自分のカラダの声を聞いてつるっと産みたい。医療行為は最小限で、親しい人だけに見守られて、静かに小さな命を迎えたい。
そんな理想の出産を思い描いていた私が直面したのは、逆子という現実。逆子体操をしてみたり、お灸をしてみたり、赤子を説得してみたりするものの、回らないものは回らない。
さいわい、出産予定の産院は逆子でも通常分娩にトライできた。分娩台やだな…。和室で産めないかな…。そんなふうに「自然な」お産に執着しながらも、帝王切開にはならないだろうとなぜか思い込んでいた。
「うーん、これは帝王切開だね。もう産みましょう」そこへ突然、この宣告。
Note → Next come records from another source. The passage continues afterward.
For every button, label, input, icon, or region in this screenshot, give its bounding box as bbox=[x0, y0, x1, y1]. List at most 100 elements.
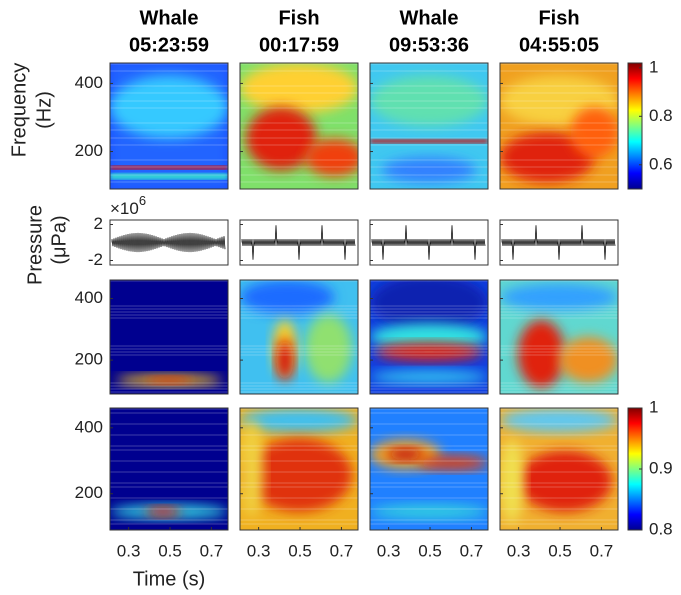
texture bbox=[500, 107, 618, 109]
texture bbox=[500, 129, 618, 131]
texture bbox=[500, 354, 618, 356]
panel-frame bbox=[369, 279, 489, 395]
panel bbox=[499, 279, 619, 395]
texture bbox=[110, 100, 228, 102]
column-title: Whale bbox=[140, 7, 199, 29]
texture bbox=[240, 174, 358, 176]
panel bbox=[239, 279, 359, 395]
texture bbox=[240, 317, 358, 319]
panel-frame bbox=[239, 219, 359, 266]
y-label: Frequency bbox=[8, 63, 30, 158]
texture bbox=[370, 139, 488, 144]
texture bbox=[370, 385, 488, 387]
texture bbox=[370, 137, 488, 139]
texture bbox=[375, 342, 483, 361]
texture bbox=[370, 280, 488, 282]
texture bbox=[370, 70, 488, 72]
texture bbox=[240, 92, 358, 94]
texture bbox=[240, 391, 358, 393]
texture bbox=[240, 460, 358, 462]
texture bbox=[110, 482, 228, 484]
texture bbox=[110, 497, 228, 499]
texture bbox=[240, 420, 264, 518]
panel bbox=[109, 62, 229, 190]
texture bbox=[370, 181, 488, 183]
y-tick-label: 200 bbox=[75, 141, 103, 160]
texture bbox=[245, 107, 317, 171]
texture bbox=[110, 166, 228, 168]
texture bbox=[500, 137, 618, 139]
texture bbox=[240, 351, 358, 353]
texture bbox=[110, 129, 228, 131]
texture bbox=[500, 132, 595, 183]
y-tick-label: 2 bbox=[94, 214, 103, 233]
panel bbox=[369, 219, 489, 266]
texture bbox=[500, 70, 618, 72]
spectrogram bbox=[110, 280, 228, 394]
texture bbox=[500, 412, 618, 414]
texture bbox=[110, 345, 228, 347]
texture bbox=[110, 137, 228, 139]
panel-frame bbox=[109, 279, 229, 395]
texture bbox=[110, 445, 228, 447]
waveform bbox=[501, 225, 616, 260]
texture bbox=[500, 423, 618, 425]
texture bbox=[240, 144, 358, 146]
exponent: ×106 bbox=[110, 193, 146, 218]
texture bbox=[417, 455, 488, 471]
texture bbox=[500, 159, 618, 161]
texture bbox=[370, 471, 488, 473]
texture bbox=[110, 280, 228, 282]
texture bbox=[500, 449, 618, 451]
spectrogram bbox=[240, 63, 358, 189]
texture bbox=[110, 519, 228, 521]
texture bbox=[370, 345, 488, 347]
texture bbox=[370, 508, 488, 510]
colorbar bbox=[627, 62, 643, 190]
texture bbox=[245, 438, 353, 512]
texture bbox=[304, 314, 353, 383]
x-tick-label: 0.7 bbox=[590, 541, 614, 560]
column-subtitle: 09:53:36 bbox=[389, 34, 469, 56]
colorbar-tick-label: 1 bbox=[649, 397, 658, 416]
texture bbox=[500, 471, 618, 473]
panel bbox=[369, 62, 489, 190]
texture bbox=[370, 348, 488, 350]
x-tick-label: 0.3 bbox=[117, 541, 141, 560]
panel-frame bbox=[109, 62, 229, 190]
x-tick-label: 0.3 bbox=[377, 541, 401, 560]
texture bbox=[500, 388, 618, 390]
panel bbox=[239, 62, 359, 190]
y-tick-label: 400 bbox=[75, 73, 103, 92]
texture bbox=[110, 174, 228, 176]
panel bbox=[369, 279, 489, 395]
texture bbox=[500, 391, 618, 393]
texture bbox=[370, 308, 488, 310]
y-label: (Hz) bbox=[33, 91, 55, 129]
texture bbox=[500, 385, 618, 387]
texture bbox=[370, 445, 488, 447]
texture bbox=[240, 280, 358, 282]
panels bbox=[109, 62, 619, 531]
spectrogram bbox=[110, 408, 228, 530]
texture bbox=[110, 107, 228, 109]
texture bbox=[110, 408, 228, 410]
texture bbox=[370, 482, 488, 484]
texture bbox=[240, 408, 358, 410]
texture bbox=[110, 423, 228, 425]
texture bbox=[240, 434, 358, 436]
texture bbox=[110, 63, 228, 65]
texture bbox=[240, 519, 358, 521]
texture bbox=[370, 314, 488, 316]
texture bbox=[500, 92, 618, 94]
exponent-power: 6 bbox=[139, 193, 146, 208]
y-tick-label: 400 bbox=[75, 288, 103, 307]
exponent-base: ×10 bbox=[110, 199, 139, 218]
waveform bbox=[371, 225, 486, 260]
texture bbox=[240, 408, 358, 433]
spectrogram bbox=[370, 63, 488, 189]
texture bbox=[240, 122, 358, 124]
column-title: Whale bbox=[400, 7, 459, 29]
texture bbox=[370, 159, 488, 161]
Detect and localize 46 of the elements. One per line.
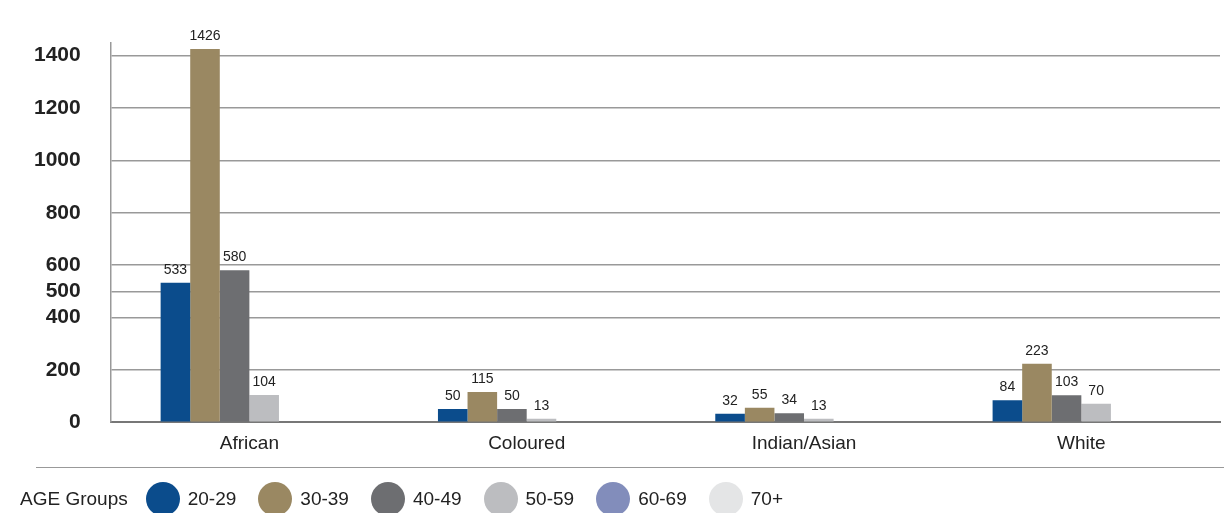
x-tick-label: Indian/Asian <box>751 431 857 453</box>
y-tick-label: 1400 <box>34 42 81 66</box>
legend-label: 30-39 <box>300 488 349 510</box>
bar <box>160 282 191 422</box>
bar <box>437 409 468 422</box>
bar <box>249 394 279 422</box>
x-tick-label: African <box>219 431 279 453</box>
data-label: 1426 <box>189 26 221 43</box>
y-tick-label: 600 <box>45 251 81 275</box>
legend-label: 40-49 <box>412 488 462 510</box>
y-tick-label: 400 <box>45 304 81 328</box>
bar <box>190 48 220 422</box>
legend-title: AGE Groups <box>20 488 128 510</box>
y-tick-label: 200 <box>45 356 81 380</box>
bar <box>1022 363 1052 422</box>
data-label: 32 <box>722 391 739 408</box>
bar <box>715 413 745 422</box>
data-label: 50 <box>504 386 520 403</box>
data-label: 533 <box>163 260 188 277</box>
y-tick-label: 0 <box>69 409 81 432</box>
data-label: 115 <box>471 369 494 386</box>
x-tick-label: Coloured <box>488 431 566 453</box>
legend-label: 50-59 <box>525 488 575 510</box>
y-tick-label: 800 <box>45 199 81 223</box>
bar <box>1081 403 1111 422</box>
y-tick-label: 1000 <box>34 147 81 171</box>
y-tick-label: 1200 <box>34 94 81 118</box>
data-label: 13 <box>811 396 827 413</box>
data-label: 580 <box>222 248 247 265</box>
legend-label: 60-69 <box>638 488 687 510</box>
data-label: 103 <box>1054 373 1079 390</box>
bar <box>744 407 775 422</box>
data-label: 50 <box>444 386 461 403</box>
data-label: 55 <box>751 385 768 402</box>
legend-label: 70+ <box>750 488 783 510</box>
legend-label: 20-29 <box>187 488 237 510</box>
data-label: 223 <box>1025 341 1049 358</box>
bar <box>467 392 498 422</box>
y-tick-label: 500 <box>45 278 81 302</box>
data-label: 13 <box>533 396 550 413</box>
data-label: 70 <box>1088 381 1105 398</box>
data-label: 34 <box>781 391 798 408</box>
data-label: 104 <box>252 372 277 389</box>
bar <box>992 400 1023 422</box>
x-tick-label: White <box>1057 431 1106 453</box>
data-label: 84 <box>999 378 1016 395</box>
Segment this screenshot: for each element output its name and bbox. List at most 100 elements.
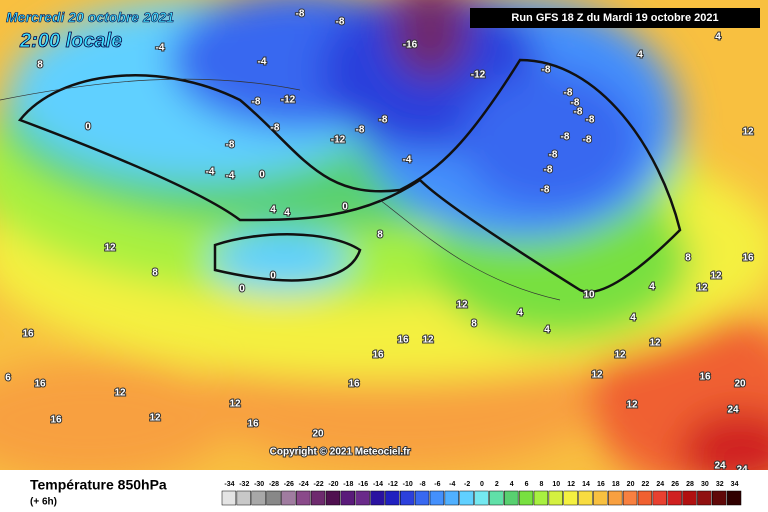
contour-label: 8 [37,60,43,71]
legend-subtitle: (+ 6h) [30,497,57,508]
scale-label: -20 [328,481,338,488]
scale-label: -24 [299,481,309,488]
contour-label: -8 [271,123,280,134]
scale-swatch [385,490,400,506]
scale-label: -6 [434,481,440,488]
scale-label: 20 [627,481,635,488]
contour-label: 16 [372,350,384,361]
contour-label: -8 [541,185,550,196]
contour-label: -4 [156,43,165,54]
scale-label: -16 [358,481,368,488]
scale-label: 6 [525,481,529,488]
contour-label: 16 [22,329,34,340]
scale-swatch [459,490,474,506]
scale-swatch [400,490,415,506]
contour-label: 0 [85,122,91,133]
contour-label: 8 [377,230,383,241]
scale-label: 12 [567,481,575,488]
contour-label: 20 [734,379,746,390]
scale-label: 18 [612,481,620,488]
contour-label: 12 [626,400,638,411]
contour-label: 8 [471,319,477,330]
scale-label: -10 [403,481,413,488]
contour-label: 0 [342,202,348,213]
scale-label: -2 [464,481,470,488]
scale-swatch [637,490,653,506]
contour-label: -8 [336,17,345,28]
contour-label: -8 [574,107,583,118]
scale-swatch [682,490,697,506]
contour-label: 8 [152,268,158,279]
contour-label: -8 [379,115,388,126]
scale-label: 14 [582,481,590,488]
legend-title: Température 850hPa [30,477,167,493]
contour-label: -12 [281,95,296,106]
contour-label: 12 [422,335,434,346]
scale-label: -18 [343,481,353,488]
contour-label: 4 [630,313,636,324]
contour-label: 12 [649,338,661,349]
contour-label: 12 [104,243,116,254]
scale-label: -22 [314,481,324,488]
scale-swatch [340,490,355,506]
map-date: Mercredi 20 octobre 2021 [6,9,174,25]
scale-swatch [355,490,370,506]
scale-swatch [608,490,623,506]
scale-label: 10 [552,481,560,488]
contour-label: 0 [259,170,265,181]
scale-label: 8 [539,481,543,488]
contour-label: 12 [742,127,754,138]
scale-swatch [726,490,742,506]
contour-label: 0 [270,271,276,282]
scale-label: -32 [239,481,249,488]
scale-swatch [667,490,682,506]
scale-label: 0 [480,481,484,488]
scale-swatch [281,490,296,506]
contour-label: 4 [517,308,523,319]
scale-swatch [429,490,445,506]
scale-swatch [652,490,667,506]
contour-label: 16 [50,415,62,426]
contour-label: 12 [710,271,722,282]
scale-label: 26 [671,481,679,488]
scale-label: -12 [388,481,398,488]
contour-label: 4 [284,208,290,219]
contour-label: 12 [696,283,708,294]
contour-label: -4 [403,155,412,166]
scale-swatch [310,490,326,506]
contour-label: -8 [296,9,305,20]
contour-label: -12 [471,70,486,81]
contour-label: 12 [229,399,241,410]
scale-label: -30 [254,481,264,488]
contour-label: -4 [226,171,235,182]
scale-swatch [221,490,237,506]
contour-label: 20 [312,429,324,440]
contour-label: -8 [542,65,551,76]
contour-label: 6 [5,373,11,384]
scale-label: 2 [495,481,499,488]
contour-label: -8 [586,115,595,126]
scale-label: -14 [373,481,383,488]
contour-label: 4 [270,205,276,216]
contour-label: 4 [637,50,643,61]
contour-label: 24 [727,405,739,416]
scale-label: 22 [642,481,650,488]
scale-label: 4 [510,481,514,488]
contour-label: 12 [114,388,126,399]
contour-label: 4 [715,32,721,43]
contour-label: 24 [714,461,726,472]
contour-label: 16 [699,372,711,383]
run-info: Run GFS 18 Z du Mardi 19 octobre 2021 [511,12,718,24]
scale-swatch [414,490,430,506]
contour-label: -8 [583,135,592,146]
contour-label: 16 [397,335,409,346]
contour-label: 12 [149,413,161,424]
scale-swatch [548,490,563,506]
scale-label: -26 [284,481,294,488]
scale-label: -28 [269,481,279,488]
contour-label: 8 [685,253,691,264]
scale-swatch [444,490,459,506]
contour-label: -12 [331,135,346,146]
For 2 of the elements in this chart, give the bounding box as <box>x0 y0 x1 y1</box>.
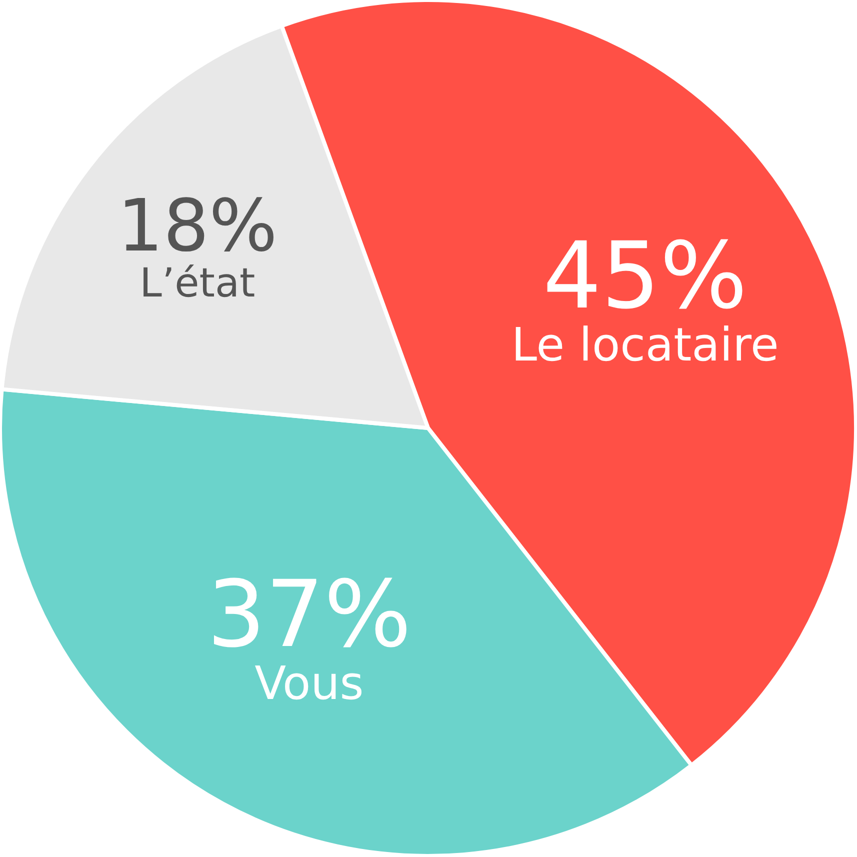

その前日に「まだココロの準備が…」なんて人に話していた私は、いきなり腹をくくるなどということはできず。手術のための検査を受けている自分を、ぼんやりと眺めていた。
帰りの車の中でも、現実を受け止められないまま、出産までにあれをしなきゃ、これをしなきゃと焦る。とりあえず美容院を予約する。しかし、心の準備ってどうするんだ…。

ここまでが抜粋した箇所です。